Before a workout can begin, it’s important to be aware of every potential defect your borrower has or may be making, including past flaws that were subsequently corrected. Understand what your borrower is going on, not only with your assets, but with all the assets where they may have economic interest. Currency defaults, as well as other large financial liabilities, can have teeth and can present immediately exploitable protections. However, technical faults can be more difficult to deal with, but should be carefully monitored. You should consult with your advisors, including your legal advisor and your entire credit management team to fully understand your options for each default scenario. Make sure your notices of default, pre-negotiation agreements, and reservation of rights letters are up to date and comply with applicable jurisdictions.

There is a wide range of preparedness measures that lenders can take to protect their options and increase their chances of investment success, even in the face of a borrower or difficult market circumstances. Scenario and sensitivity analyzes are essential; start before the going gets tough.

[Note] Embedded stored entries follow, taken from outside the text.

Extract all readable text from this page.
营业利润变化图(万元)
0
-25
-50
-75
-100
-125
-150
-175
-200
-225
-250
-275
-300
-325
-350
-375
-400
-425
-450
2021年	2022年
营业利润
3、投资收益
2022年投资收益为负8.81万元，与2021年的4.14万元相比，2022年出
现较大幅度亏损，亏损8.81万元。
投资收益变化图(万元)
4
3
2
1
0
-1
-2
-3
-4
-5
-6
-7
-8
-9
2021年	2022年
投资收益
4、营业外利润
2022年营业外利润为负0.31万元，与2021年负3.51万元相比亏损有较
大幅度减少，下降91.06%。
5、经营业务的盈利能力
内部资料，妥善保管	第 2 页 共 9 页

Based on past cycles, it is all too common for some lenders to do nothing in the face of known issues, operating with a “wait and see” mentality. Don’t confuse patience with preparation. It’s good to be patient in context, but it’s not good to run out of a plan, especially one that contemplates various future circumstances. It is also very difficult to analyze qualitatively and quantitatively your scenarios and sensitivities if you have never worked on a fault of a similar nature. Get people on your team who are not in conflict and have already done so. There is nothing like acknowledging the facts to improve your chances of success. Finally, be prepared to let your plans repeat themselves. Time is often your enemy, so don’t give up on cautious action while you strive for perfection.

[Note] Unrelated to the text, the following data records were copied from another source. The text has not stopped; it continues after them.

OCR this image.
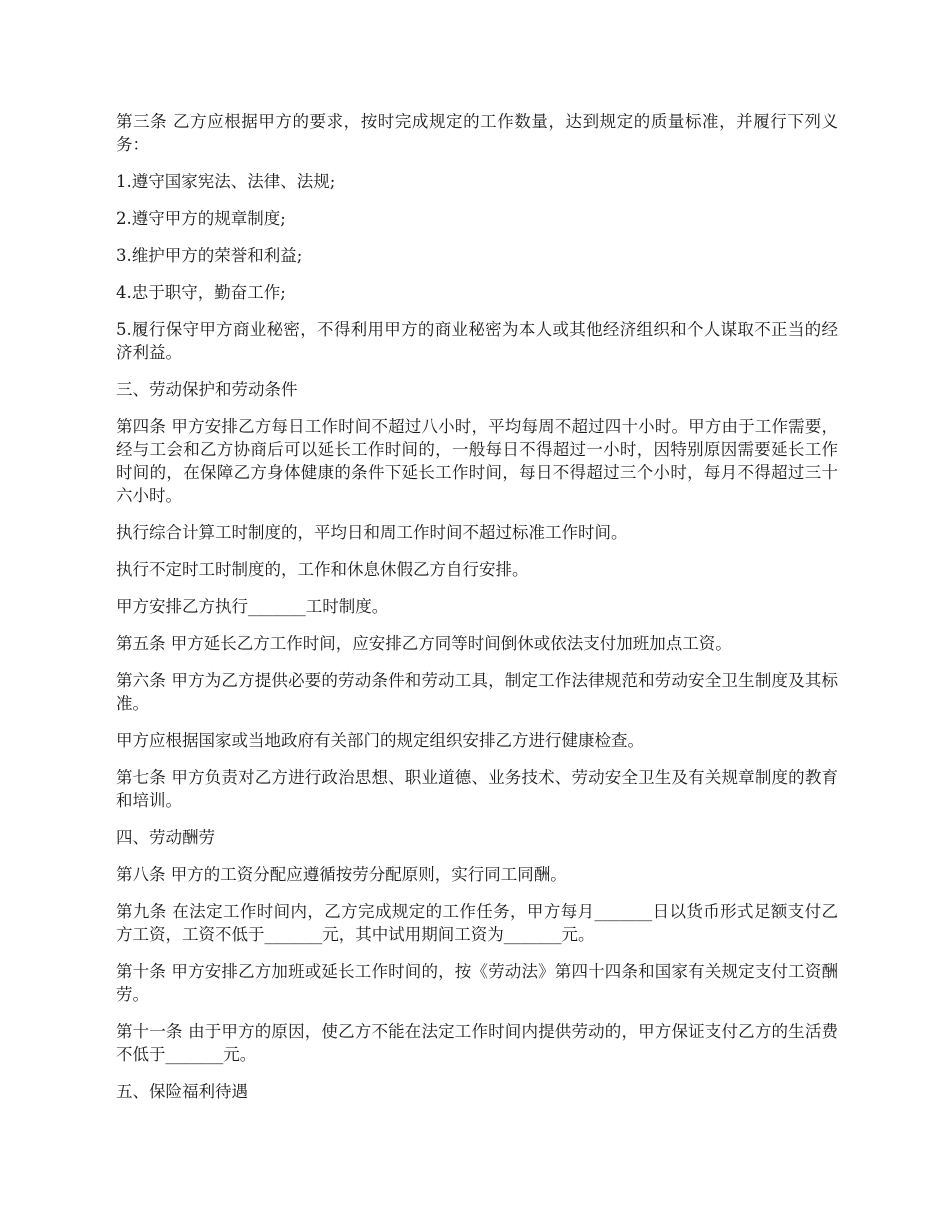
第三条 乙方应根据甲方的要求，按时完成规定的工作数量，达到规定的质量标准，并履行下列义务：

1.遵守国家宪法、法律、法规;

2.遵守甲方的规章制度;

3.维护甲方的荣誉和利益;

4.忠于职守，勤奋工作;

5.履行保守甲方商业秘密，不得利用甲方的商业秘密为本人或其他经济组织和个人谋取不正当的经济利益。

三、劳动保护和劳动条件

第四条 甲方安排乙方每日工作时间不超过八小时，平均每周不超过四十小时。甲方由于工作需要，经与工会和乙方协商后可以延长工作时间的，一般每日不得超过一小时，因特别原因需要延长工作时间的，在保障乙方身体健康的条件下延长工作时间，每日不得超过三个小时，每月不得超过三十六小时。

执行综合计算工时制度的，平均日和周工作时间不超过标准工作时间。

执行不定时工时制度的，工作和休息休假乙方自行安排。

甲方安排乙方执行_______工时制度。

第五条 甲方延长乙方工作时间，应安排乙方同等时间倒休或依法支付加班加点工资。

第六条 甲方为乙方提供必要的劳动条件和劳动工具，制定工作法律规范和劳动安全卫生制度及其标准。

甲方应根据国家或当地政府有关部门的规定组织安排乙方进行健康检查。

第七条 甲方负责对乙方进行政治思想、职业道德、业务技术、劳动安全卫生及有关规章制度的教育和培训。

四、劳动酬劳

第八条 甲方的工资分配应遵循按劳分配原则，实行同工同酬。

第九条 在法定工作时间内，乙方完成规定的工作任务，甲方每月_______日以货币形式足额支付乙方工资，工资不低于_______元，其中试用期间工资为_______元。

第十条 甲方安排乙方加班或延长工作时间的，按《劳动法》第四十四条和国家有关规定支付工资酬劳。

第十一条 由于甲方的原因，使乙方不能在法定工作时间内提供劳动的，甲方保证支付乙方的生活费不低于_______元。

五、保险福利待遇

Communication and market intelligence

Like a fire team at the scene of a fire, persistent communication between your entire credit management team is vital. You can’t communicate too much. However, be very careful with your communications with the borrower during these times and be sure to act with the advice of a lawyer. Vague statements, no matter how well-intentioned, can be dangerous and can have potentially negative impacts on your future options.

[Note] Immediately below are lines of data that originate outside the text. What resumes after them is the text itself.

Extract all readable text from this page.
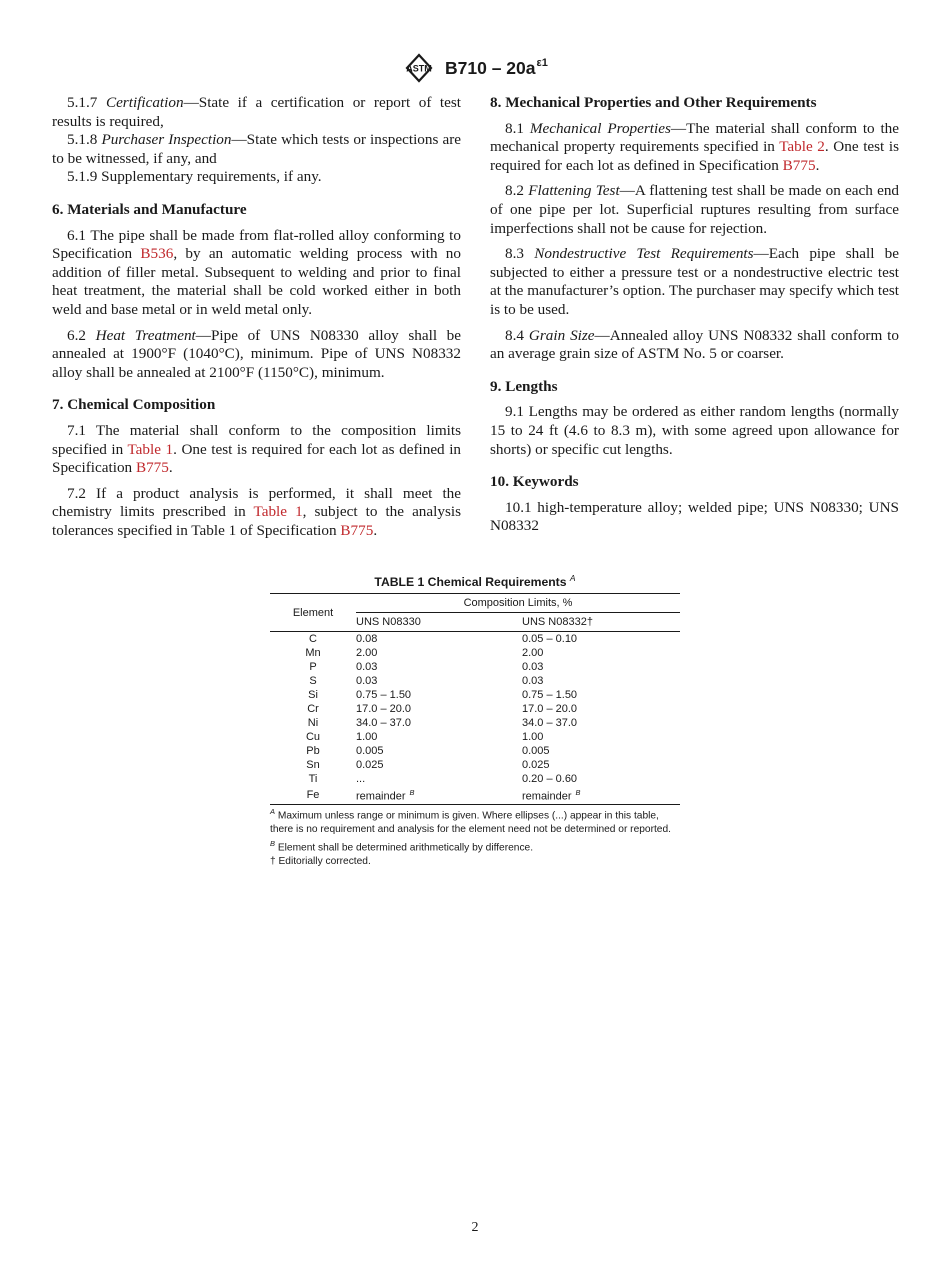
ASTM $B710 - 20a^{\varepsilon 1}$

5.1.7 Certification—State if a certification or report of test results is required,

5.1.8 Purchaser Inspection—State which tests or inspections are to be witnessed, if any, and

5.1.9 Supplementary requirements, if any.

6. Materials and Manufacture

6.1 The pipe shall be made from flat-rolled alloy conforming to Specification B536, by an automatic welding process with no addition of filler metal. Subsequent to welding and prior to final heat treatment, the material shall be cold worked either in both weld and base metal or in weld metal only.

6.2 Heat Treatment—Pipe of UNS N08330 alloy shall be annealed at 1900°F (1040°C), minimum. Pipe of UNS N08332 alloy shall be annealed at 2100°F (1150°C), minimum.

7. Chemical Composition

7.1 The material shall conform to the composition limits specified in Table 1. One test is required for each lot as defined in Specification B775.

7.2 If a product analysis is performed, it shall meet the chemistry limits prescribed in Table 1, subject to the analysis tolerances specified in Table 1 of Specification B775.

8. Mechanical Properties and Other Requirements

8.1 Mechanical Properties—The material shall conform to the mechanical property requirements specified in Table 2. One test is required for each lot as defined in Specification B775.

8.2 Flattening Test—A flattening test shall be made on each end of one pipe per lot. Superficial ruptures resulting from surface imperfections shall not be cause for rejection.

8.3 Nondestructive Test Requirements—Each pipe shall be subjected to either a pressure test or a nondestructive electric test at the manufacturer’s option. The purchaser may specify which test is to be used.

8.4 Grain Size—Annealed alloy UNS N08332 shall conform to an average grain size of ASTM No. 5 or coarser.

9. Lengths

9.1 Lengths may be ordered as either random lengths (normally 15 to 24 ft (4.6 to 8.3 m), with some agreed upon allowance for shorts) or specific cut lengths.

10. Keywords

10.1 high-temperature alloy; welded pipe; UNS N08330; UNS N08332

TABLE 1 Chemical Requirements $^A$
Element	Composition Limits, %	
	UNS N08330	UNS N08332†
C	0.08	0.05 – 0.10
Mn	2.00	2.00
P	0.03	0.03
S	0.03	0.03
Si	0.75 – 1.50	0.75 – 1.50
Cr	17.0 – 20.0	17.0 – 20.0
Ni	34.0 – 37.0	34.0 – 37.0
Cu	1.00	1.00
Pb	0.005	0.005
Sn	0.025	0.025
Ti	...	0.20 – 0.60
Fe	remainder $^B$	remainder $^B$
$^A$ Maximum unless range or minimum is given. Where ellipses (...) appear in this table, there is no requirement and analysis for the element need not be determined or reported.
$^B$ Element shall be determined arithmetically by difference.
† Editorially corrected.
2
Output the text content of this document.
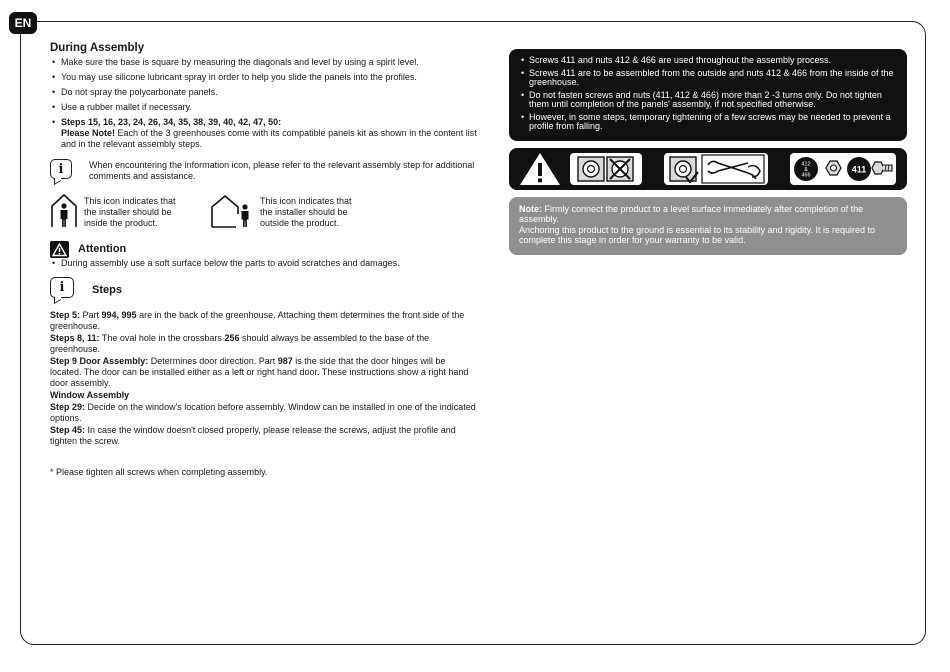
EN
During Assembly
• Make sure the base is square by measuring the diagonals and level by using a spirit level.
• You may use silicone lubricant spray in order to help you slide the panels into the profiles.
• Do not spray the polycarbonate panels.
• Use a rubber mallet if necessary.
• Steps 15, 16, 23, 24, 26, 34, 35, 38, 39, 40, 42, 47, 50:
Please Note! Each of the 3 greenhouses come with its compatible panels kit as shown in the content list and in the relevant assembly steps.
i	When encountering the information icon, please refer to the relevant assembly step for additional comments and assistance.
This icon indicates that the installer should be inside the product.
This icon indicates that the installer should be outside the product.
Attention
• During assembly use a soft surface below the parts to avoid scratches and damages.
i	Steps

Step 5: Part 994, 995 are in the back of the greenhouse. Attaching them determines the front side of the greenhouse.

Steps 8, 11: The oval hole in the crossbars 256 should always be assembled to the base of the greenhouse.

Step 9 Door Assembly: Determines door direction. Part 987 is the side that the door hinges will be located. The door can be installed either as a left or right hand door. These instructions show a right hand door assembly.

Window Assembly

Step 29: Decide on the window's location before assembly. Window can be installed in one of the indicated options.

Step 45: In case the window doesn't closed properly, please release the screws, adjust the profile and tighten the screw.

* Please tighten all screws when completing assembly.
• Screws 411 and nuts 412 & 466 are used throughout the assembly process.
• Screws 411 are to be assembled from the outside and nuts 412 & 466 from the inside of the greenhouse.
• Do not fasten screws and nuts (411, 412 & 466) more than 2 -3 turns only. Do not tighten them until completion of the panels' assembly, if not specified otherwise.
• However, in some steps, temporary tightening of a few screws may be needed to prevent a profile from falling.
412
&
466
411
Note: Firmly connect the product to a level surface immediately after completion of the assembly.
Anchoring this product to the ground is essential to its stability and rigidity. It is required to complete this stage in order for your warranty to be valid.
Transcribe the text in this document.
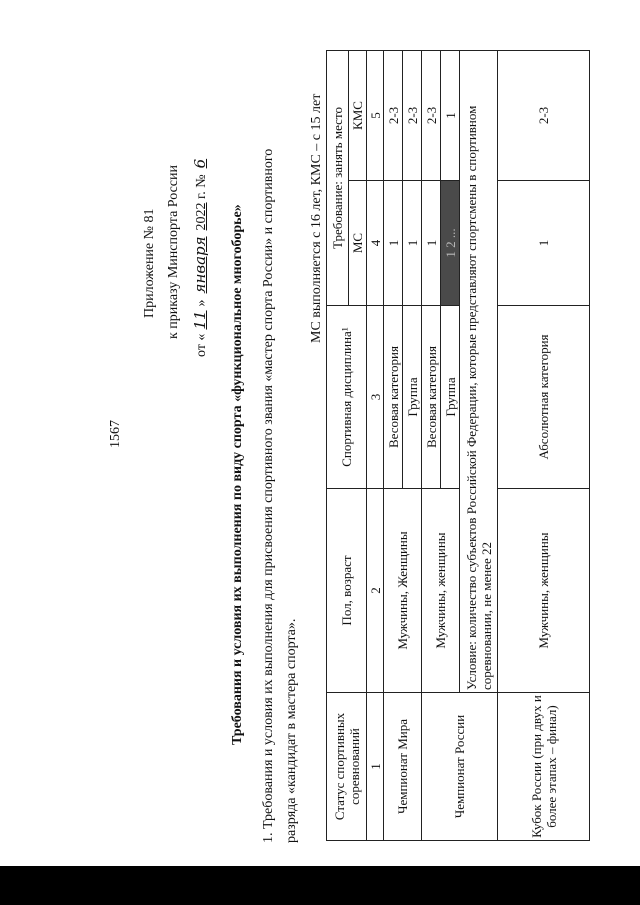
1567
Приложение № 81 к приказу Минспорта России
от «11»января2022 г. №6
Требования и условия их выполнения по виду спорта «функциональное многоборье» 1. Требования и условия их выполнения для присвоения спортивного звания «мастер спорта России» и спортивного разряда «кандидат в мастера спорта».
МС выполняется с 16 лет, КМС – с 15 лет
Статус спортивных соревнований	Пол, возраст	Спортивная дисциплина¹	Требование: занять место	
			МС	КМС
1	2	3	4	5
Чемпионат Мира	Мужчины, Женщины	Весовая категория	1	2-3
		Группа	1	2-3
Чемпионат России	Мужчины, женщины	Весовая категория	1	2-3
		Группа	1 2 ...	1
	Условие: количество субъектов Российской Федерации, которые представляют спортсмены в спортивном соревновании, не менее 22			
Кубок России (при двух и более этапах – финал)	Мужчины, женщины	Абсолютная категория	1	2-3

Assumptions and preconceptions are also dangerous. Don’t assume the worst or the best. A borrower who hasn’t submitted their month-end financial statements on time may be hiding something; they can also be simply overwhelmed or bogged down by non-compliant, elusive or similarly overwhelmed tenants, contractors and government agencies, among others. We recommend, especially early in the default process, many more questions than statements as you collect information. Even when you are stressed or angry, do your best to gather the facts without passion.

Knowledge of the market is also essential. There is a wide array of resources you can consult, including brokerage rental and sale reports, supply and demand trends, demographics, economic forecasts, costs and availability of capital. , among others. Today, many of these resources are “open source” and can often be obtained with a little investigation. When you train your credit management team, consider their resources as well. Don’t just rely on third-party data that is generically designed for large consumption. Work with professionals who understand market, submarket, and asset-level data derived from their own portfolios and experiences. Remember, you are in fact-gathering mode. The more actionable insights you can get, the better your chances of success.

Mitchell Hunter is President and Robert Brasfield is Managing Director focused on Non-Performing Assets, both Americas, at Trimont Real Estate Advisors.